D'âpres négociations sur les benchmarks financiers s’annoncent en Europe
De l’unanime condamnation de la manipulation du Libor au consensus sur la manière de réguler les indices et benchmarks, il y a un pas que les législateurs européens sont encore loin d’avoir franchi. Mardi, les députés européens ont arrêté une position très éloignée de celle qu’avaient retenue les ministres des Finances au début de l’année au sujet de la proposition de règlement faite fin 2013 par la Commission.

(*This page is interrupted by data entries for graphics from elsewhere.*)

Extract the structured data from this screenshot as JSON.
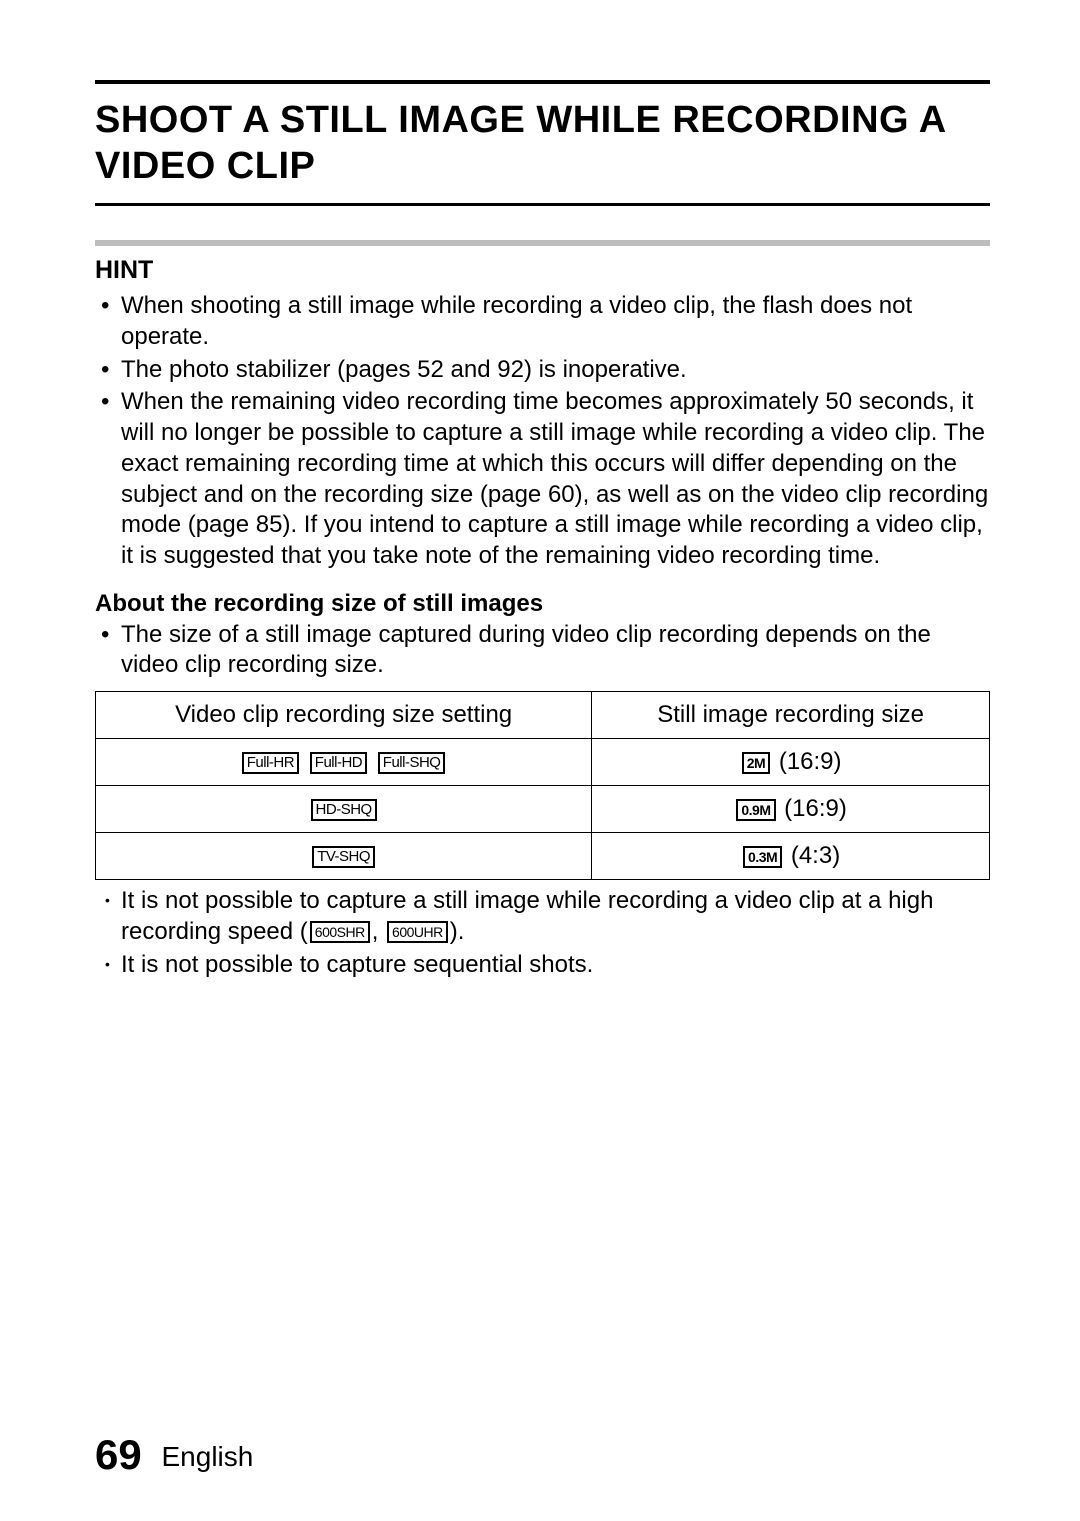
{
  "title": "SHOOT A STILL IMAGE WHILE RECORDING A VIDEO CLIP",
  "hint": {
    "heading": "HINT",
    "items": [
      "When shooting a still image while recording a video clip, the flash does not operate.",
      "The photo stabilizer (pages 52 and 92) is inoperative.",
      "When the remaining video recording time becomes approximately 50 seconds, it will no longer be possible to capture a still image while recording a video clip. The exact remaining recording time at which this occurs will differ depending on the subject and on the recording size (page 60), as well as on the video clip recording mode (page 85). If you intend to capture a still image while recording a video clip, it is suggested that you take note of the remaining video recording time."
    ]
  },
  "recording_size": {
    "heading": "About the recording size of still images",
    "lead": "The size of a still image captured during video clip recording depends on the video clip recording size."
  },
  "table": {
    "columns": [
      "Video clip recording size setting",
      "Still image recording size"
    ],
    "rows": [
      {
        "video_icons": [
          "Full-HR",
          "Full-HD",
          "Full-SHQ"
        ],
        "still_icon": "2M",
        "still_overline": true,
        "aspect": "(16:9)"
      },
      {
        "video_icons": [
          "HD-SHQ"
        ],
        "still_icon": "0.9M",
        "still_overline": true,
        "aspect": "(16:9)"
      },
      {
        "video_icons": [
          "TV-SHQ"
        ],
        "still_icon": "0.3M",
        "still_overline": false,
        "aspect": "(4:3)"
      }
    ]
  },
  "notes": {
    "n1_pre": "It is not possible to capture a still image while recording a video clip at a high recording speed (",
    "n1_icons": [
      "600SHR",
      "600UHR"
    ],
    "n1_post": ").",
    "n2": "It is not possible to capture sequential shots."
  },
  "footer": {
    "page": "69",
    "lang": "English"
  },
  "colors": {
    "text": "#000000",
    "hint_sep": "#bdbdbd",
    "background": "#ffffff"
  }
}
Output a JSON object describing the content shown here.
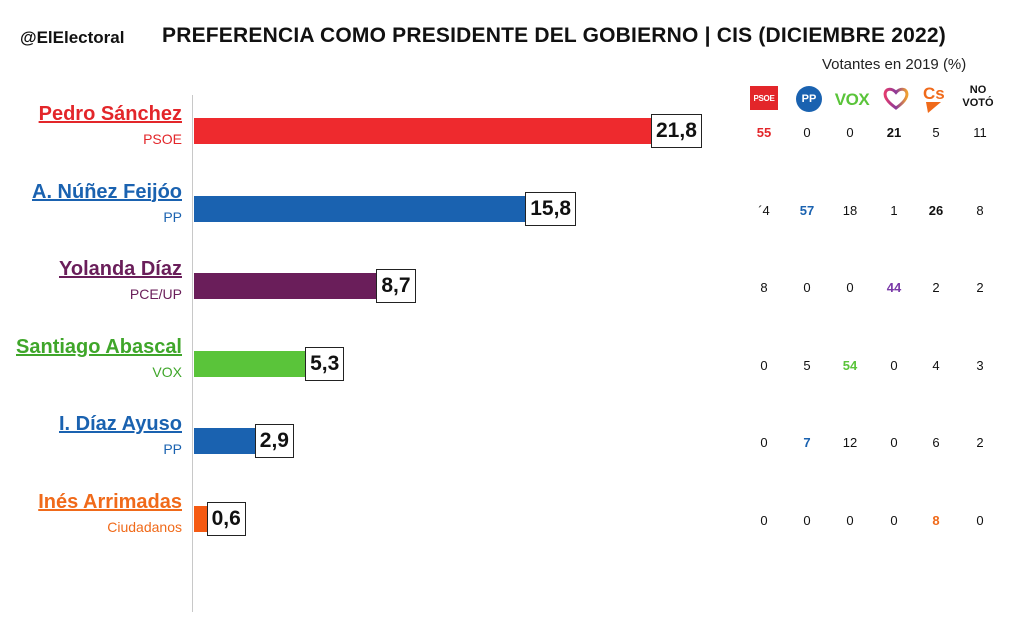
{
  "header": {
    "handle": "@ElElectoral",
    "title": "PREFERENCIA COMO PRESIDENTE DEL GOBIERNO |   CIS (DICIEMBRE 2022)",
    "subtitle": "Votantes en 2019 (%)"
  },
  "table_header": {
    "columns": [
      {
        "name": "PSOE",
        "icon": "psoe-logo",
        "logo_text": "PSOE",
        "color": "#e3262a"
      },
      {
        "name": "PP",
        "icon": "pp-logo",
        "logo_text": "PP",
        "color": "#1a62b0"
      },
      {
        "name": "VOX",
        "icon": "vox-logo",
        "logo_text": "VOX",
        "color": "#5ac43a"
      },
      {
        "name": "UP",
        "icon": "heart-logo",
        "color": "#6c2a7a"
      },
      {
        "name": "Cs",
        "icon": "cs-logo",
        "color": "#f06a1a"
      },
      {
        "name": "NO VOTÓ",
        "icon": "none"
      }
    ],
    "novoto_line1": "NO",
    "novoto_line2": "VOTÓ"
  },
  "chart_data": {
    "type": "bar",
    "orientation": "horizontal",
    "title": "PREFERENCIA COMO PRESIDENTE DEL GOBIERNO |   CIS (DICIEMBRE 2022)",
    "categories": [
      "Pedro Sánchez",
      "A. Núñez Feijóo",
      "Yolanda Díaz",
      "Santiago Abascal",
      "I. Díaz Ayuso",
      "Inés Arrimadas"
    ],
    "values": [
      21.8,
      15.8,
      8.7,
      5.3,
      2.9,
      0.6
    ],
    "value_labels": [
      "21,8",
      "15,8",
      "8,7",
      "5,3",
      "2,9",
      "0,6"
    ],
    "xlim": [
      0,
      25
    ],
    "grid": false,
    "bars": [
      {
        "name": "Pedro Sánchez",
        "party": "PSOE",
        "value": 21.8,
        "label": "21,8",
        "color": "#ee2a2e",
        "text_color": "#e3262a"
      },
      {
        "name": "A. Núñez Feijóo",
        "party": "PP",
        "value": 15.8,
        "label": "15,8",
        "color": "#1a62b0",
        "text_color": "#1a62b0"
      },
      {
        "name": "Yolanda Díaz",
        "party": "PCE/UP",
        "value": 8.7,
        "label": "8,7",
        "color": "#6a1e5a",
        "text_color": "#6a1e5a"
      },
      {
        "name": "Santiago Abascal",
        "party": "VOX",
        "value": 5.3,
        "label": "5,3",
        "color": "#5ac43a",
        "text_color": "#3fa62a"
      },
      {
        "name": "I. Díaz Ayuso",
        "party": "PP",
        "value": 2.9,
        "label": "2,9",
        "color": "#1a62b0",
        "text_color": "#1a62b0"
      },
      {
        "name": "Inés Arrimadas",
        "party": "Ciudadanos",
        "value": 0.6,
        "label": "0,6",
        "color": "#f55a12",
        "text_color": "#f06a1a"
      }
    ],
    "table": {
      "columns": [
        "PSOE",
        "PP",
        "VOX",
        "UP",
        "Cs",
        "NO VOTÓ"
      ],
      "rows": [
        {
          "candidate": "Pedro Sánchez",
          "values": [
            "55",
            "0",
            "0",
            "21",
            "5",
            "11"
          ],
          "highlight": [
            0,
            3
          ],
          "highlight_color": "#e3262a"
        },
        {
          "candidate": "A. Núñez Feijóo",
          "values": [
            "´4",
            "57",
            "18",
            "1",
            "26",
            "8"
          ],
          "highlight": [
            1,
            4
          ],
          "highlight_color": "#1a62b0"
        },
        {
          "candidate": "Yolanda Díaz",
          "values": [
            "8",
            "0",
            "0",
            "44",
            "2",
            "2"
          ],
          "highlight": [
            3
          ],
          "highlight_color": "#7a3aa8"
        },
        {
          "candidate": "Santiago Abascal",
          "values": [
            "0",
            "5",
            "54",
            "0",
            "4",
            "3"
          ],
          "highlight": [
            2
          ],
          "highlight_color": "#5ac43a"
        },
        {
          "candidate": "I. Díaz Ayuso",
          "values": [
            "0",
            "7",
            "12",
            "0",
            "6",
            "2"
          ],
          "highlight": [
            1
          ],
          "highlight_color": "#1a62b0"
        },
        {
          "candidate": "Inés Arrimadas",
          "values": [
            "0",
            "0",
            "0",
            "0",
            "8",
            "0"
          ],
          "highlight": [
            4
          ],
          "highlight_color": "#f06a1a"
        }
      ]
    }
  }
}
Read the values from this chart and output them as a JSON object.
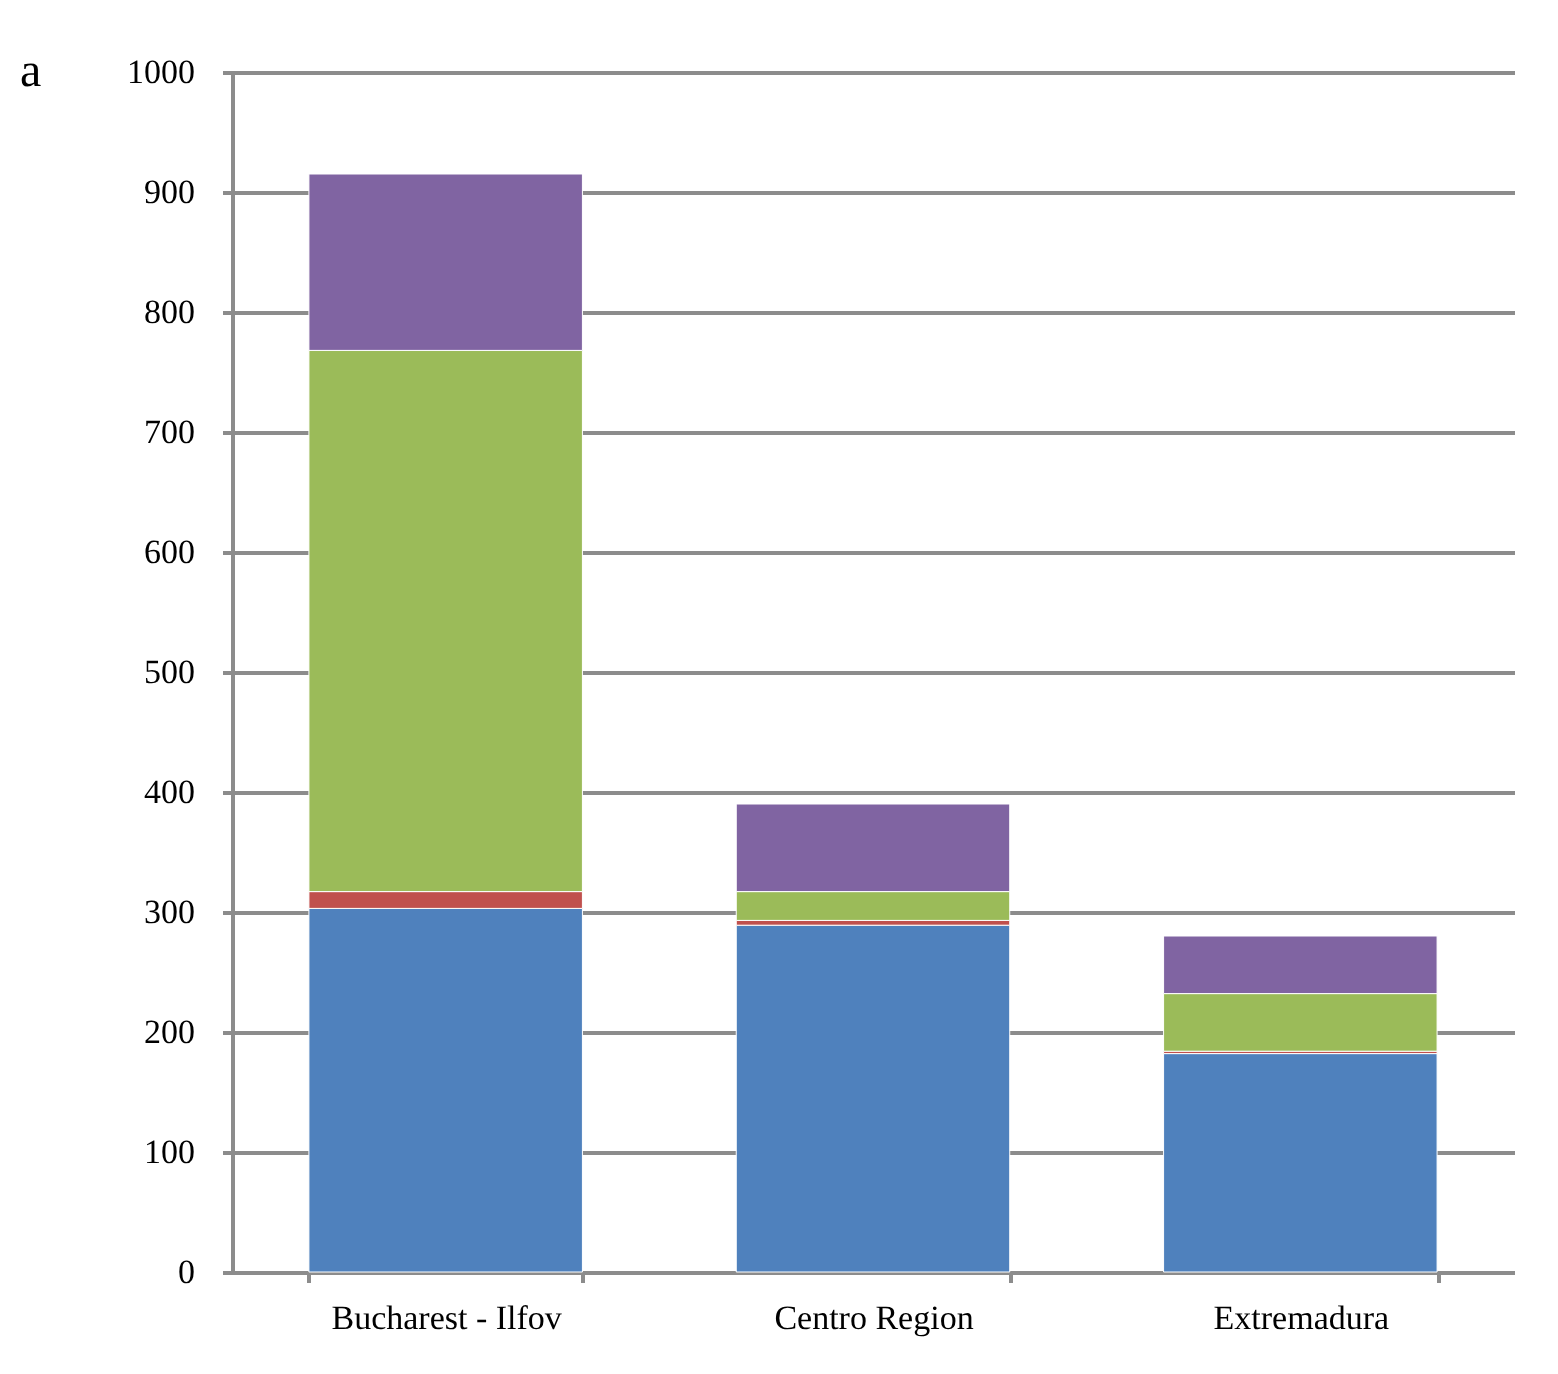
{
  "chart_data": {
    "type": "bar",
    "stacked": true,
    "categories": [
      "Bucharest - Ilfov",
      "Centro Region",
      "Extremadura"
    ],
    "series": [
      {
        "color": "#4f81bd",
        "values": [
          303,
          289,
          182
        ]
      },
      {
        "color": "#c0504d",
        "values": [
          14,
          4,
          2
        ]
      },
      {
        "color": "#9bbb59",
        "values": [
          451,
          24,
          48
        ]
      },
      {
        "color": "#8064a2",
        "values": [
          147,
          73,
          48
        ]
      }
    ],
    "ylim": [
      0,
      1000
    ],
    "yticks": [
      0,
      100,
      200,
      300,
      400,
      500,
      600,
      700,
      800,
      900,
      1000
    ],
    "grid": "y",
    "legend": false,
    "annotations": [
      "a"
    ]
  }
}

L’exécutif européen avait pris le parti de soumettre l’ensemble des indices aux principes de l’OICV, qui rassemble les gendarmes boursiers mondiaux. Ils visaient à limiter les conflits d’intérêts et à poser des principes de gouvernance propres à éviter les manipulations. Les députés ont choisi de s'éloigner de cette ligne et de n’appliquer ce code de conduite qu’aux seuls «indices critiques», utilisés pour la valorisation d’instruments financiers dont la valeur notionnelle excède 500 milliards d’euros. Les milliers d’autres indices seraient exemptés d'à peu près toute obligation, sauf si les autorités nationales ou européennes (Esma) en jugent autrement.
Les ministres, eux, proposent d’abaisser ce seuil à 400 milliards d’euros, laissant aux autorités nationales le soin de qualifier de critique ou non un indice situé entre les deux seuils de 400 et 500 milliards. L’enjeu est de taille : pour les indices critiques, à l’impact systémique, le règlement crée une obligation de contribution des intervenants. Les députés vont au-delà et investissent l’Esma du pouvoir d’obliger, par exemple, une banque à contribuer à un indice de taux dit critique.
Autre différence majeure entre les deux positions: le traitement des indices de pays tiers. Le Parlement a opté pour une approche très souple. Il suffirait qu’un administrateur d’indice implanté dans l’Union se porte garant du respect des principes de l’OICV pour le compte d’un administrateur étranger pour que celui-ci soit considéré comme respectant la législation européenne. Une approche à laquelle le Royaume-Uni est favorable mais qu’une majorité d’Etats, dont l’Allemagne et la France, déplorent. «Cela pose un problème juridique, explique une source. Une telle flexibilité créerait un précédent consistant à baser l'équivalence entre la législation européenne et celle de pays tiers sur le simple engagement de respecter la soft law d’une organisation internationale».
La négociation entre la Commission, le Conseil des ministres et le Parlement commencera le 8 juin. Elle risque de se poursuivre à l’automne.